With 58 years to life and 39 years in enhancements alone, freedom felt impossible, but Eskridge still made the best of his situation. He enrolled in a college program, joined SQ Radio, participated in several self-help groups, completed a plumbing vocational course and fell in love with and married a woman. Without a real possibility of parole, he had different incentives for doing the right thing.
“It’s just nice to be able to do something positive as an act of remorse,” Eskridge said. “I seek amends in bringing awareness to certain causes and also working with a group of people who may have at one point been introverts and now have a platform where they’re being heard. It’s also makes me proud that my family can see me doing something positive.”
He said that his work as an audio journalist has had a rehabilitative effect.
“Personally, it’s giving me the opportunity to learn about myself, to learn about other people. It taught me compassion, made me a better listener and a better person in general,” Eskridge said. “I understand people and I’m able to talk to people, and for people to trust me with their stories is big.”
“Mother and Son,” a story he produced for Life of the Law, helped him reconcile with his own mom. The two are now closer than they have ever been.
“Before ‘Mother and Son,’ we only spoke on a surface level,” Eskridge said. “Things opened up after the story because there are no more lies, no more secrets.”
A chance for freedom
Hope of freedom came for Eskridge when the tide shifted towards more humane sentences for crimes committed by juveniles with laws like Senate Bill 261, which grants a chance at parole to people who committed their crimes while under 25 years of age, before their adolescent brains could fully mature. Eskridge thought that under the new law, after serving 25 years in prison he would get a chance to show parole board commissioners the man he is today.
His heart was broken after reading the fine print of the law that passed in September 2015. It excluded people with prior convictions as adolescents or additional crimes as adults.

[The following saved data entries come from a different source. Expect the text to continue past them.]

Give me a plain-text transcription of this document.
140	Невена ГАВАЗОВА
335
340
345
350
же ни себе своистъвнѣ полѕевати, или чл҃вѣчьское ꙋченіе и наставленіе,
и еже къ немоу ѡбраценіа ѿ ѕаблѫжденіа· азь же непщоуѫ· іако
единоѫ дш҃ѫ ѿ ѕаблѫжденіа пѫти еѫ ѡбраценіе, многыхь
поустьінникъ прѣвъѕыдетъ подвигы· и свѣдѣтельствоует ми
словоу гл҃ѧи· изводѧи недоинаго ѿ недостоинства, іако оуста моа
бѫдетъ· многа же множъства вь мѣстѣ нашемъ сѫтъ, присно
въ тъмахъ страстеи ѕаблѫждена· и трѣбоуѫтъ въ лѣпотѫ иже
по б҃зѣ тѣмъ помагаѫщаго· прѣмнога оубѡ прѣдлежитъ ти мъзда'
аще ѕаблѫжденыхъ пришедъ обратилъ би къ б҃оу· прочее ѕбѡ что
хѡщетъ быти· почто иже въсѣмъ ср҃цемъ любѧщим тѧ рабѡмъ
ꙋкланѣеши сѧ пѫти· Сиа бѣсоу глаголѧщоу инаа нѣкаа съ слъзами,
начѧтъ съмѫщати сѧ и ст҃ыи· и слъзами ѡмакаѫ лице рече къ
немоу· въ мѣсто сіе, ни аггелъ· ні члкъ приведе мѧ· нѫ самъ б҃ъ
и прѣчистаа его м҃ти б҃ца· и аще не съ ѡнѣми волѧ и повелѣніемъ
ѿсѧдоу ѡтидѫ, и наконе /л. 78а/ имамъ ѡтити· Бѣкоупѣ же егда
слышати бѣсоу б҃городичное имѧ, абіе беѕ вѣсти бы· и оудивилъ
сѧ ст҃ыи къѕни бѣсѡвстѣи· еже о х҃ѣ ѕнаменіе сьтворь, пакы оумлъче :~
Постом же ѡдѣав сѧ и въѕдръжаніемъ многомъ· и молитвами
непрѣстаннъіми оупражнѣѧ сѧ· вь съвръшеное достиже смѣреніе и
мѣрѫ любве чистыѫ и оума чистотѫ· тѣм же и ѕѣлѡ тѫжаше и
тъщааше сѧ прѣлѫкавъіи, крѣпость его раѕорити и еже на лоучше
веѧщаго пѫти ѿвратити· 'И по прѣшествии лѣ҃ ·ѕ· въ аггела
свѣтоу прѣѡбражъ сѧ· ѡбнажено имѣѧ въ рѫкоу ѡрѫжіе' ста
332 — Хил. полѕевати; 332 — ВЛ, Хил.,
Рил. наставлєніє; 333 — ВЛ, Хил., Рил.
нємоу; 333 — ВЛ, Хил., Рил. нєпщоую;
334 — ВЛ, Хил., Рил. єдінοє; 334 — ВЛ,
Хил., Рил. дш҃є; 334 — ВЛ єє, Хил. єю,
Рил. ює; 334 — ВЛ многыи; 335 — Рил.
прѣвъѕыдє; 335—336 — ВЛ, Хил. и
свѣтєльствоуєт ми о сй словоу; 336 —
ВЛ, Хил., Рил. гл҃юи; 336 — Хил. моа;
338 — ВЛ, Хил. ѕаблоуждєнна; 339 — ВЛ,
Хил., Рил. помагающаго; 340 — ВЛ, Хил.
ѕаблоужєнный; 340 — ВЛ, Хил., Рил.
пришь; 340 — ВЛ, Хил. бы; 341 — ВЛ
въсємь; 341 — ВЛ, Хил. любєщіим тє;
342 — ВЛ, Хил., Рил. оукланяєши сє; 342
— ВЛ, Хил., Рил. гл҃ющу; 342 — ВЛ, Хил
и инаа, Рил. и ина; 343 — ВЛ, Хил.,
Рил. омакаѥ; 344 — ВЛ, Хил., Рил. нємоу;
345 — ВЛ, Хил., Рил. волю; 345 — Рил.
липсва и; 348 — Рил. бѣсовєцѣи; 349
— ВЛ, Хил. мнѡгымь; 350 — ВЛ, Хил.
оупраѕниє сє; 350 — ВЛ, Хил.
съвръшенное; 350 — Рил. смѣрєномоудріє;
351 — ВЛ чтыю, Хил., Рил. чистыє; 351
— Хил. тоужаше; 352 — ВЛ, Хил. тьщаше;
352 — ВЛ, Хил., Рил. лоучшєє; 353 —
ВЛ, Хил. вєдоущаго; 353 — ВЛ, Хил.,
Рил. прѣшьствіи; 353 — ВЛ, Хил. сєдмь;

Eskridge got his hopes up again when newly elected progressive Los Angeles County Prosecutor George Gascon took office in December. Gascon announced that he would address systemic racism in sentencing by using his power to review all cases out of Los Angeles and recall them to remove sentencing enhancements. For Eskridge, that would mean a sentence reduction of 39 years and an immediate chance at freedom.
“After the juvenile bill 261, I did lose some hope in the system,” Eskridge said. “Gascon’s directive gave me hope again. I read it over and over, every day, looking for exclusions, because I had learned my lesson from SB261.” Nothing in Gascon’s directive excludes Eskridge; however, the Los Angeles prosecutor’s staff rebelled, leaving his resentencing plan moving at a snail’s pace.
“I’m still excited and optimistic, but it’s scary to know that right now, Gascon’s directive is my only shot,” Eskridge said. “He could change his mind, and I’ll still be stuck in prison.”
If ever released, Eskridge wants to continue the mission he’s on inside.
“I would like to start my own podcast and go into communities and be able to tell the stories of people in society just like I do in this place,” Eskridge said. “I think a lot of people are misrepresented and misunderstood, and I would like to tell their stories — single mothers raising kids, homeless juveniles — stories that can empower communities.”